The quality of the division of the 26000 wind patterns into 32 groups was easily controlled by plotting wind roses for the new groups for each station. The new wind roses were not similar to the wind roses composed of the whole data set for each station. And also the wind roses of different groups (and the pattern for five stations) were different one from another. The pictures of the wind roses for 32 groups at five stations proved very obviously that the sorting process was done in a very effective and successful way.

This example of wind data sorting is a very persuasive one to convince the user about the effectiveness of KNN. This is due to the fact that wind roses are a graphical presentation that can be easily comprehended and the differences or similarities visualized. And on the other hand, there is no way (because of the area complexity) to do this sorting manually - only on the basis of some meteorological knowledge.

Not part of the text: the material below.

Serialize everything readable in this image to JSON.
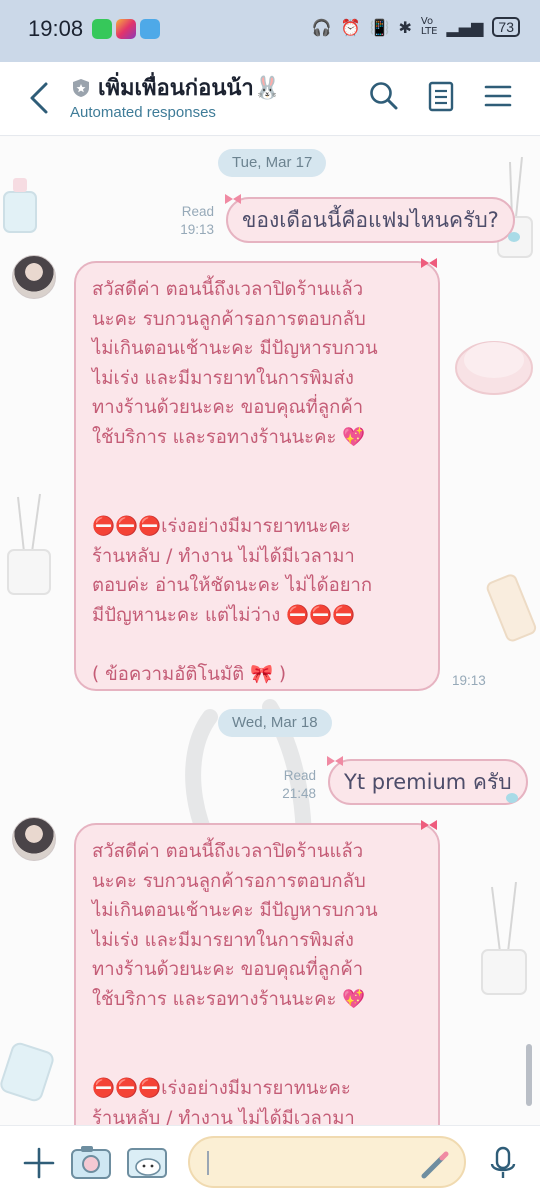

## 10. KNN as a tool for pattern selection techniques for MPNN based models

Another very successful application where we used KNN was as a pattern selection technique. When establishing methods for pattern selection that would not need user knowledge about meteorological phenomenon, we used KNN to sort a huge data base of air pollution patterns into natural groups of patterns. When the groups are obtained it is easy to construct a training and testing set to effectively train the MPNN.

The method was developed for the case of SO_{2} prediction in the Šoštanj area (Božnar, 1997).

The method of pattern selection using KNN showed the same improvement in the MPNN model effectiveness as the method of using all the available detailed expert knowledge about air pollution in the area. Therefore KNN pattern selection techniques are particularly suitable for problems where detailed expert knowledge is not available.

## 11. Conclusion

Two types of artificial neural networks were shown to be useful tools for environmental modelling: the multilayer perceptron neural network MPNN and the Kohonen neural network KNN. MPNN is an universal approximator. Therefore it can be used for modeling phenomena where reconstruction or prediction of one (or several) parameters is required on the basis of other measured parameters. In the model construction phase there are two important steps that are often neglected. These are feature determination and pattern selection techniques. The methods that we suggest can be used in very different applications. They contribute much to the final model performance. Their contribution can be described as extraction of useful information from the available data base of measurements and presentation of this information to the neural network during the learning process in the most plausible way. The variety of presented examples from air pollution prediction to meteorological applications shows how flexible MPNN models can be. Meteorological applications especially demonstrate that MPNN models can be a useful additional tool in the field of meteorological preprocessors for modern air pollution models. The variety of examples presented also proves that feature determination and pattern selection techniques are more or less universal.

KNN is not used so widely as MPNN in atmospheric research. The examples presented here prove that KNN is a very effective tool for sorting problems. It actually performs very well also in cases where there is no a priori knowledge about similarities at all.

We hope that the given examples of successful use of artificial neural networks will inspire other applications in atmospheric research.